Desafios da pandemia
O musical estava prestes a estrear em 2020 quando a pandemia paralisou o mundo. Foram meses de espera e, quando o aguardado retorno foi anunciado, Leonardo descobriu que assumiria o papel-título do musical. A princípio, o artista interpretaria Mike Tevê, mas após um ano e meio o ator Pedro Sousa, que seria o Charlie, ficou grande para viver o humilde menino que sonha em conhecer a fábrica de chocolate. A alternativa foi trocar os atores de papéis. “É uma responsabilidade muito grande ser protagonista de uma hora para outra. Antes eu ia aparecer poucas vezes, agora participo do espetáculo inteiro. O Mike e o Charlie são muito diferentes, eles possuem linguagens corporais diferentes e isso foi o mais difícil para mim, fazer essa mudança. Foi corrido, mas está sendo muito bom.” Leonardo contou com a ajuda do elenco adulto nessa transição e uma delas foi a de Cleto Baccic, intérprete de Willy Wonka. O ator, escalado antes da pandemia para viver o icônico chocolateiro, descobriu que o musical retornaria assim que desembarcou na Coreia do Sul para visitar seu filho.
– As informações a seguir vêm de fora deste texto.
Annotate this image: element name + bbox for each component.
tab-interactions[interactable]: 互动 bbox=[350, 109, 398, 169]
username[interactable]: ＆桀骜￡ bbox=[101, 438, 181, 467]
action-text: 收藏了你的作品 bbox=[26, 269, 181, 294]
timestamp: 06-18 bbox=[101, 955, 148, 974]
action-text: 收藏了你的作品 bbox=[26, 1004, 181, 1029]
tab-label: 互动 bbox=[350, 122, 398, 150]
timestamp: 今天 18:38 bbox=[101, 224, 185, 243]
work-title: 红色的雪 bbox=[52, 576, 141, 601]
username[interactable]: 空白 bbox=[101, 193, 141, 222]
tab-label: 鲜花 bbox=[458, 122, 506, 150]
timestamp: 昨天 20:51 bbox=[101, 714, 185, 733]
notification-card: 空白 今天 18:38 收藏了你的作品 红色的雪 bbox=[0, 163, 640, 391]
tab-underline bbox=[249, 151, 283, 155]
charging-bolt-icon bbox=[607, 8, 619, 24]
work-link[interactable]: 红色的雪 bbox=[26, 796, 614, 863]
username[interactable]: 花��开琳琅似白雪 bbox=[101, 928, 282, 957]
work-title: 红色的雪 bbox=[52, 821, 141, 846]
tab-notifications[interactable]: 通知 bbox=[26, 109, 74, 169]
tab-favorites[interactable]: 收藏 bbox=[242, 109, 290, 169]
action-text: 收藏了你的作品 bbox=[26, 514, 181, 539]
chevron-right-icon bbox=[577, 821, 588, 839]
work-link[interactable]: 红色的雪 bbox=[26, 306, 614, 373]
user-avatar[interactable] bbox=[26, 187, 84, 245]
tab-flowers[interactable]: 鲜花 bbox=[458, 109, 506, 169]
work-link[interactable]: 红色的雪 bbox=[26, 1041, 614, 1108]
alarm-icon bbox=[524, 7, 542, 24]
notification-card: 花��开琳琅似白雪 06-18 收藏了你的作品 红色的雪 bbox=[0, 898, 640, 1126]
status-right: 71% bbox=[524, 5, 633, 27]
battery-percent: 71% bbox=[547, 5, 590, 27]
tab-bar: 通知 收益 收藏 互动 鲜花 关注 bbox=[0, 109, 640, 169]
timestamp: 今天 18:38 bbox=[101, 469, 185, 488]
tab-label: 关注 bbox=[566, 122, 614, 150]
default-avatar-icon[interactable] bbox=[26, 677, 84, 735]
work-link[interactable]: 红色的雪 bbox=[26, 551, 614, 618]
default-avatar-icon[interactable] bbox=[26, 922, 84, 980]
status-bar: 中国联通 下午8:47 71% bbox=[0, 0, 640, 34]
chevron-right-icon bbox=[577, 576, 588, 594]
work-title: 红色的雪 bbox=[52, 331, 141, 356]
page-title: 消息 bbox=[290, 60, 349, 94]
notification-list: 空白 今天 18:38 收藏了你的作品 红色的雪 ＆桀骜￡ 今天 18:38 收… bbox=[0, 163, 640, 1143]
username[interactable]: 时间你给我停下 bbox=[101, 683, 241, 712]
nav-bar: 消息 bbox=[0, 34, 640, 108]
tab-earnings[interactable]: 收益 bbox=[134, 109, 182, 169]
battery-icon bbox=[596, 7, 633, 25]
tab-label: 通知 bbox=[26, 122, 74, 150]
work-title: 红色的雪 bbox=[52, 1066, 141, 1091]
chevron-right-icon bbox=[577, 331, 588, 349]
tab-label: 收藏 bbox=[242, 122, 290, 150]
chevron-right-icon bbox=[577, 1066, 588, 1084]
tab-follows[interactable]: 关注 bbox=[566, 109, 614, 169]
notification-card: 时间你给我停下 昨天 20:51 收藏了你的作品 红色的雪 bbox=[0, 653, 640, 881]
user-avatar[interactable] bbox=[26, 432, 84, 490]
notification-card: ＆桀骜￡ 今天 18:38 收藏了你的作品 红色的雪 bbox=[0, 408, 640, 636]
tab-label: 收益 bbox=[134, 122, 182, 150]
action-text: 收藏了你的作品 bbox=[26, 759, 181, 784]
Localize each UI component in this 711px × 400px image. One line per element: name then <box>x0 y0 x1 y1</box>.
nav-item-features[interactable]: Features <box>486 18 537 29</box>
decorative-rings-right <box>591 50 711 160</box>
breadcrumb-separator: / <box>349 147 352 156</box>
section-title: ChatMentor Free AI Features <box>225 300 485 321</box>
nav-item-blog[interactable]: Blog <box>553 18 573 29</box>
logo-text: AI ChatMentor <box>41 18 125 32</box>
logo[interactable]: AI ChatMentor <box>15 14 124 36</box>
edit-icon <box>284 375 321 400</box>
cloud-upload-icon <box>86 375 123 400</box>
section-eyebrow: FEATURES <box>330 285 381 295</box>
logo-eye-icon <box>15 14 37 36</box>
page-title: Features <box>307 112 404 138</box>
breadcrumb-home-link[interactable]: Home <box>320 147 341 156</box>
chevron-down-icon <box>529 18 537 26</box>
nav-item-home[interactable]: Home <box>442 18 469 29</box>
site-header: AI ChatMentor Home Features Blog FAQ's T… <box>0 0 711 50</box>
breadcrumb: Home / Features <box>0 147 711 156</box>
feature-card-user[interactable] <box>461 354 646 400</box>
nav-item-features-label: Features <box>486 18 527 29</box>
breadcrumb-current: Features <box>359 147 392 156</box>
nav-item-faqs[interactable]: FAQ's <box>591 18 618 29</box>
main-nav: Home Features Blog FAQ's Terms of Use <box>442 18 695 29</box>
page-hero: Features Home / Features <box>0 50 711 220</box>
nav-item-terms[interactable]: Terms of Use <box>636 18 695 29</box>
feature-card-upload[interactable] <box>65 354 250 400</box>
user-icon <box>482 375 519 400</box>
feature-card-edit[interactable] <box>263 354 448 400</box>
Baccic ficou surpreso e também preocupado, pois encarar o isolamento não foi nada fácil para ele. “A gente achava que realmente eram 15 dias, mas logo vimos que não seria assim e, depois de 20 dias, notamos que só seria possível voltar com a vacina. Eu fiquei na ‘bad’, fiz buraco no sofá. Foi muito ruim para mim, cai numa ‘deprê’, fiquei mal e cheguei a engordar 16 kg. Comecei a melhorar depois de alguns meses quando entrei em um aplicativo e comecei a fazer shows e interagir virtualmente com pessoas de outros países, ganhei fãs até na Ásia.” O ator teve Covid-19 nesse período, e problemas de memória e distúrbio do sono foram algumas das sequelas. O medo dele era não ter fôlego para esse retorno aos palcos. “O musical é muito cansativo para mim, no segundo ato eu não saio de cena. Retomar esse fôlego foi difícil, tive medo de não dar conta, tenho 51 anos. Foram horas e horas de ensaio, então quando estreou já estava tudo ok.”